Получилась гора. Ну, а озеро уже не получается. А внутри горы, словно комар ледникового периода в куске янтаря, навеки увяз — кто?
Приветствую тебя, Лучезарный! — сказал Макс, преклонив колено. Ничего другого он придумать не мог.
Мортен очень удивился. Трепет человеческого голоса был воспринят им двояко. Сначала было изумление — уж не потерял ли Макс остатки своего рассудка? Потом он понял, что майор чертовски сильно испугался. А потом ему пришло, что называется, озарение, и он испугался сам.

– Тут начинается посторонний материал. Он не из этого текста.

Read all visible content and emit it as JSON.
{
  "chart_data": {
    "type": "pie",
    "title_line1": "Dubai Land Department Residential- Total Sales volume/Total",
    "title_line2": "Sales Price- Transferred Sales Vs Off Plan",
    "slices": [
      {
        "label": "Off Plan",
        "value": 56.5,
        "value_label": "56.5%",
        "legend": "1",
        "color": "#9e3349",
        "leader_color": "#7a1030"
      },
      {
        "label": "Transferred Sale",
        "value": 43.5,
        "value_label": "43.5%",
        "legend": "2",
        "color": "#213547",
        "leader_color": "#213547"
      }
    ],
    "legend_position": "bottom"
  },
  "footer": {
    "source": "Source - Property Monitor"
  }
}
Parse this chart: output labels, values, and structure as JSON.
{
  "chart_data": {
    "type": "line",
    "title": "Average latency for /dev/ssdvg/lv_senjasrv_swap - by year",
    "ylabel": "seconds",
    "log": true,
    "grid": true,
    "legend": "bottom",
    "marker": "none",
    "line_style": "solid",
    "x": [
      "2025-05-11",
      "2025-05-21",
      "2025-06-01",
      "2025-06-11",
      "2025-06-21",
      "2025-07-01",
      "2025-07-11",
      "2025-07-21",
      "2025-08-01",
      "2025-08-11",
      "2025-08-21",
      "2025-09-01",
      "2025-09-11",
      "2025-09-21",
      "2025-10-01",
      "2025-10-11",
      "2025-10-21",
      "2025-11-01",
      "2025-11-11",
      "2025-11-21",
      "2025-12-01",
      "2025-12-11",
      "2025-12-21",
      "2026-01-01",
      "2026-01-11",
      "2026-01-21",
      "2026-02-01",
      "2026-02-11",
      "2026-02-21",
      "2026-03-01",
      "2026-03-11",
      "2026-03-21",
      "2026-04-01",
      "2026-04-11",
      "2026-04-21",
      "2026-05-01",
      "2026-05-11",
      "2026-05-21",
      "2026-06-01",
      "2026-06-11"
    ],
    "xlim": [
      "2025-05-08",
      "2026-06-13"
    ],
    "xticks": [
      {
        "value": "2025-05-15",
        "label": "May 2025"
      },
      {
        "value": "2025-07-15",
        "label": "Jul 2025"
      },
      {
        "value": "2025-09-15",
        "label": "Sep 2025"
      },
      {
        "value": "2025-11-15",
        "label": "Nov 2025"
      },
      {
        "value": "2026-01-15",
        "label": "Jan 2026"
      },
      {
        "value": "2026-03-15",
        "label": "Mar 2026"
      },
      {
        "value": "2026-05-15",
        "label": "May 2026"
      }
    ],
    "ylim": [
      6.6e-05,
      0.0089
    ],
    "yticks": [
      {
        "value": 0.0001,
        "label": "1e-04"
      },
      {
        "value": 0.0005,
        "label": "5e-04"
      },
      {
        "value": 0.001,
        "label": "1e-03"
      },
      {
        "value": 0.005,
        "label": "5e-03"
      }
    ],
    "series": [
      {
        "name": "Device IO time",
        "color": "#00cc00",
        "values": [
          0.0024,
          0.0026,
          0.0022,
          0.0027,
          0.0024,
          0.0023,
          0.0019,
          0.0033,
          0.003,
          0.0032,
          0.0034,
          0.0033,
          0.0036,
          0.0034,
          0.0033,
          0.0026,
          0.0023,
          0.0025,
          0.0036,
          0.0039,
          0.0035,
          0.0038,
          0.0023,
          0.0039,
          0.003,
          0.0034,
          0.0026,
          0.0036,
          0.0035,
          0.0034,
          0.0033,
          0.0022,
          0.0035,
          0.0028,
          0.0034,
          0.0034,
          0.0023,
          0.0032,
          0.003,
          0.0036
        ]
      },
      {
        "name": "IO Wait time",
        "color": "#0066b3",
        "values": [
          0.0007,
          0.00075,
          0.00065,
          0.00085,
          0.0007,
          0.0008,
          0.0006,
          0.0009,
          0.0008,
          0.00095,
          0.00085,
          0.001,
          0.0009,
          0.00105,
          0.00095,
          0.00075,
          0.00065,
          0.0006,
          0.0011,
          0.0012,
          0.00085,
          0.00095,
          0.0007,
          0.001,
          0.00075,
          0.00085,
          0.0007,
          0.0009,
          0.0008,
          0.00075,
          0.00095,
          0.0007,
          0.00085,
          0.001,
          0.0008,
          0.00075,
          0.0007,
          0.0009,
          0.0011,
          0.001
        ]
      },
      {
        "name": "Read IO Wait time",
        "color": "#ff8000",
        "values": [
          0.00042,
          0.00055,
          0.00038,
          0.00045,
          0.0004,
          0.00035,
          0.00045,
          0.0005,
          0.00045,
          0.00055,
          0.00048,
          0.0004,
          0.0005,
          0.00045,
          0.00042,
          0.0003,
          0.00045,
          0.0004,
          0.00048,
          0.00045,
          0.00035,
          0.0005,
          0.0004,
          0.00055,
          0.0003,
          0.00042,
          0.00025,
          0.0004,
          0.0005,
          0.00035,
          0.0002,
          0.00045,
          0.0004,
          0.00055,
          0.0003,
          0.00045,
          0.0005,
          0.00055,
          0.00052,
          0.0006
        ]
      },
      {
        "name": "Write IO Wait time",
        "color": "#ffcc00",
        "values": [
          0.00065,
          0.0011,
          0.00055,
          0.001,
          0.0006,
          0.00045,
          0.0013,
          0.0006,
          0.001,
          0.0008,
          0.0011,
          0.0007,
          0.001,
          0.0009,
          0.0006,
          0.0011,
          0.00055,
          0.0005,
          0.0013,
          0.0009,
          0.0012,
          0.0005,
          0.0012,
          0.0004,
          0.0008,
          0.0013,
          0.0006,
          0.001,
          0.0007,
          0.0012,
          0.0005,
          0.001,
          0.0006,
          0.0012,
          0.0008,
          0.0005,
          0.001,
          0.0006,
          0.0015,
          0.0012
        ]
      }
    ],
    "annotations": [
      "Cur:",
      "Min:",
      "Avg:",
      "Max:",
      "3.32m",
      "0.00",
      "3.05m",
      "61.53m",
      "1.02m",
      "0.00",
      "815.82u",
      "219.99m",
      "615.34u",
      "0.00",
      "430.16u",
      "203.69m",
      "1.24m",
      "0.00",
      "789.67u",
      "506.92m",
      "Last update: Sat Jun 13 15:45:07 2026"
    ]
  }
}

Люцифер! — сказал Мортен и тоже встал на колено.
В принципе, ничего зазорного в преклонении перед древнейшим из древних нет. Это не движение кретинов, которые удумали унижать себя перед всякими разными незнакомыми неграми только потому, что те негры[54]
.Привет, привет, — прошелестел голос изо льда.
А тебя пытаются найти, — протянул Мортен. — Да безуспешно как-то.
Просто потому, что ищущих с каждой эпохой становится все меньше и меньше, — ответил Люцифер. — Так же, как и поиски Создателя.
Как учили любые церковники, Люцифер — это грех гордыни, самый противный из всех существующих грехов. Ангел, наделенный лучезарной красотой и могуществом, возгордился и захотел большего. Ну, он и пал. Красота его превратилась в уродство, ангельская сущность обернулось дьявольским коварством.